Le second dilemme est difficile à surmonter, et de nombreuses tentatives peuvent facilement échouer ou avoir l’effet opposé. Par exemple, la vente de Bancor limite le prix en gas des transactions nécessaire aux achats à 50 shannons (environ douze fois le prix normal du gas). Cependant, cela signifie désormais que la meilleure stratégie pour un acheteur est de mettre en place un grand nombre de comptes, et pour chacun de ces comptes envoyer une transaction qui déclenche un contrat, qui tente ensuite d’acheter (l’indirection[3] est là afin de rendre impossible pour l’investisseur d’acheter accidentellement plus qu’il ne le voulait, et de réduire les capitaux requis). Plus un acheteur met en place de comptes, plus ces derniers ont une chance d’y arriver. Par conséquent, à l’équilibre, cela pourrait entraîner encore plus d’engorgement de la blockchain Ethereum que lors d’une vente de style BAT, où au moins les 6600$ de frais ont été dépensés en une seule transaction et non dans toute une attaque de déni de service sur le réseau. En outre, toute forme de “concours au spam” via les transactions on-chain nuit sérieusement à l’équité, car le coût de participation au concours est constant, alors que la récompense est proportionnelle à la quantité d’argent que vous possédez, de sorte que le résultat favorise de manière disproportionnée les riches intervenants.
Avancer
Il y a trois choses plus intelligentes que vous pouvez faire. Premièrement, vous pouvez utiliser les enchères inversées comme Gnosis, mais avec un changement : au lieu de bloquer les tokens invendus, allouez-les à un bien public. Exemples simples : (i) airdrop (i.e redistribuer à tous les porteurs d’ethers), (ii) donner à la Fondation Ethereum, (iii) donner à Parity, Brainbot, Smartpool ou autres compagnies et individus bâtissant des infrastructures pour Ethereum, ou (iv) une combinaison des trois, possiblement avec des ratios votés par les acheteurs de tokens.

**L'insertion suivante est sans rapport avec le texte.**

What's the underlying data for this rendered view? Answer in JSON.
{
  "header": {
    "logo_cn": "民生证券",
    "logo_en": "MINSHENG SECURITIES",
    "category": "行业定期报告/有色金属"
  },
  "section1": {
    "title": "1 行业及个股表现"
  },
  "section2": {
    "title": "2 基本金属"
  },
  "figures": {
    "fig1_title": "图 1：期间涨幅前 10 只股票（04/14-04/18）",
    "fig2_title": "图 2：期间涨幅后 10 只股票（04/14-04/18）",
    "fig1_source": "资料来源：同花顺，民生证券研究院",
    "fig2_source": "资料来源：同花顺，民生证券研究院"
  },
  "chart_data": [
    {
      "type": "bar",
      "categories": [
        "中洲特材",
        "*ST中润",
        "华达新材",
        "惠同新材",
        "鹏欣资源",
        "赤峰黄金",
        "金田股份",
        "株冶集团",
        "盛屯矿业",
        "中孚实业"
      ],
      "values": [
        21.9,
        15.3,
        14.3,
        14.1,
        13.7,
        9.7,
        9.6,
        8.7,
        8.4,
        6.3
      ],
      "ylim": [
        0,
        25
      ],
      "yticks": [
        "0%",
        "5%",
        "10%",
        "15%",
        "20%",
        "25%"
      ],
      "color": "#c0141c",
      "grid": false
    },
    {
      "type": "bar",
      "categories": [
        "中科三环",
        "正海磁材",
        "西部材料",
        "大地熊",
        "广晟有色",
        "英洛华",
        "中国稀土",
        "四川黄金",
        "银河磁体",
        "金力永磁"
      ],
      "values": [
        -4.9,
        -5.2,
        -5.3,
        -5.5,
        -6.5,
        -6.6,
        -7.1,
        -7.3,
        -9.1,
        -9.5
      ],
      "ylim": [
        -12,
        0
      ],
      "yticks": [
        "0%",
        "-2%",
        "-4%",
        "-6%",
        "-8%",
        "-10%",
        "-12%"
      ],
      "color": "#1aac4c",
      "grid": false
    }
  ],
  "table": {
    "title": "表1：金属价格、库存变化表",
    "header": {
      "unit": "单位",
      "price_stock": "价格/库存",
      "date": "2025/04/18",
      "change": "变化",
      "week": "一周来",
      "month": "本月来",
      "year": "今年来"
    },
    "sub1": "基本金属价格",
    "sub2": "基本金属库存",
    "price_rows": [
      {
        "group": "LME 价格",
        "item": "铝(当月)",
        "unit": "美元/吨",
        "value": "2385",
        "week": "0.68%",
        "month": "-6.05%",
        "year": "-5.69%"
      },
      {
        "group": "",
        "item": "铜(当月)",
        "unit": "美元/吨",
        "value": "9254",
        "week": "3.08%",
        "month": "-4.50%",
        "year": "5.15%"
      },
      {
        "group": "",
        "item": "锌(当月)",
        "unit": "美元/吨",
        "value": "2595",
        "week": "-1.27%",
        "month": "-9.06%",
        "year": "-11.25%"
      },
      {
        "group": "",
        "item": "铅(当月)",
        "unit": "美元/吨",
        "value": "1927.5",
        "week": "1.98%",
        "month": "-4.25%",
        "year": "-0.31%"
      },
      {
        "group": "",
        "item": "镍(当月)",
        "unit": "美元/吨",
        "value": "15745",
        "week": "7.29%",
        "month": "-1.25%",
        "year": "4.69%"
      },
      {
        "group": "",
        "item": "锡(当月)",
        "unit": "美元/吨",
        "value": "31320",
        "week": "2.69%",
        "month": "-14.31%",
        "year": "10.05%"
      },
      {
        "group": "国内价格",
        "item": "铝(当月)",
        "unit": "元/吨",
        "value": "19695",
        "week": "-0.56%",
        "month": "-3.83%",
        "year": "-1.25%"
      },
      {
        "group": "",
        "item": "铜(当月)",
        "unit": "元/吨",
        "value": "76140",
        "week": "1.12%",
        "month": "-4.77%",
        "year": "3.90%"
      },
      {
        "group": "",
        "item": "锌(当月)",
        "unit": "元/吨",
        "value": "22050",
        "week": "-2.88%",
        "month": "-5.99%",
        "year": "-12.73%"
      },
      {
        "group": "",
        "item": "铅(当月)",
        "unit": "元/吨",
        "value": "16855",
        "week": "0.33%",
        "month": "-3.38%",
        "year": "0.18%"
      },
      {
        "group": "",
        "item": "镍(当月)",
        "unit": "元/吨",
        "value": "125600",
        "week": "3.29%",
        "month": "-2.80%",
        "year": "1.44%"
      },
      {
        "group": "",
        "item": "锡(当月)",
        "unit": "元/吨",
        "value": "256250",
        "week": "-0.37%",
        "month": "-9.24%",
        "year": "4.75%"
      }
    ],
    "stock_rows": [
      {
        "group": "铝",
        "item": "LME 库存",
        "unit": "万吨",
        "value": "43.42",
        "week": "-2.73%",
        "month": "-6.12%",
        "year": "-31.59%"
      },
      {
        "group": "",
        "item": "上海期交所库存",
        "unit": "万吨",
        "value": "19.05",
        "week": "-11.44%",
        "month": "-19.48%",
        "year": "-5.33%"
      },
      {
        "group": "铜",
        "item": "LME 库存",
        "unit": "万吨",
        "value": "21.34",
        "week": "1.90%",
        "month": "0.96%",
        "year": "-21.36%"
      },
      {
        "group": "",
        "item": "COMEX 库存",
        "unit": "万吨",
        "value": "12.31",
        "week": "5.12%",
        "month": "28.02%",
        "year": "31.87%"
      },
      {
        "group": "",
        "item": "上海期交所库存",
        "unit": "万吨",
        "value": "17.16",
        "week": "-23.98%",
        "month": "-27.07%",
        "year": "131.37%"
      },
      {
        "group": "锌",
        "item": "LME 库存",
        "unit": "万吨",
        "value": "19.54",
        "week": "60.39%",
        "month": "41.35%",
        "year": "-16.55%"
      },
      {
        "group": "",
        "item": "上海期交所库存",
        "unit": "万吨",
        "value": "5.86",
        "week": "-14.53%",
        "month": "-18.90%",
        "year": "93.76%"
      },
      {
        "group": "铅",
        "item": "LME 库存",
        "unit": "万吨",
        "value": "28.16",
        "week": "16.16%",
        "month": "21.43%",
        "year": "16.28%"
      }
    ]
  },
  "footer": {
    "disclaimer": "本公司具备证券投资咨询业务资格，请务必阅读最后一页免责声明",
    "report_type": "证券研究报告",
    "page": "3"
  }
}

Deuxièmement, vous pouvez garder les tokens invendus, mais en résolvant le problème de la “banque centrale” en s’engageant à suivre un plan automatisé quant à la façon dont ils seront dépensés. Le raisonnement ici est similaire à celui qui pousse de nombreux économistes à s’intéresser à la politique monétaire basée sur des règles : même si une entité centrale contrôle fortement une ressource puissante, une grande partie de l’incertitude politique qui en découle peut être atténuée si l’entité s’engage de manière crédible à suivre un ensemble de règles programmées sur la façon dont elle applique cette politique. Par exemple, les jetons invendus peuvent être remis à un market maker dont la tâche est de préserver la stabilité du token.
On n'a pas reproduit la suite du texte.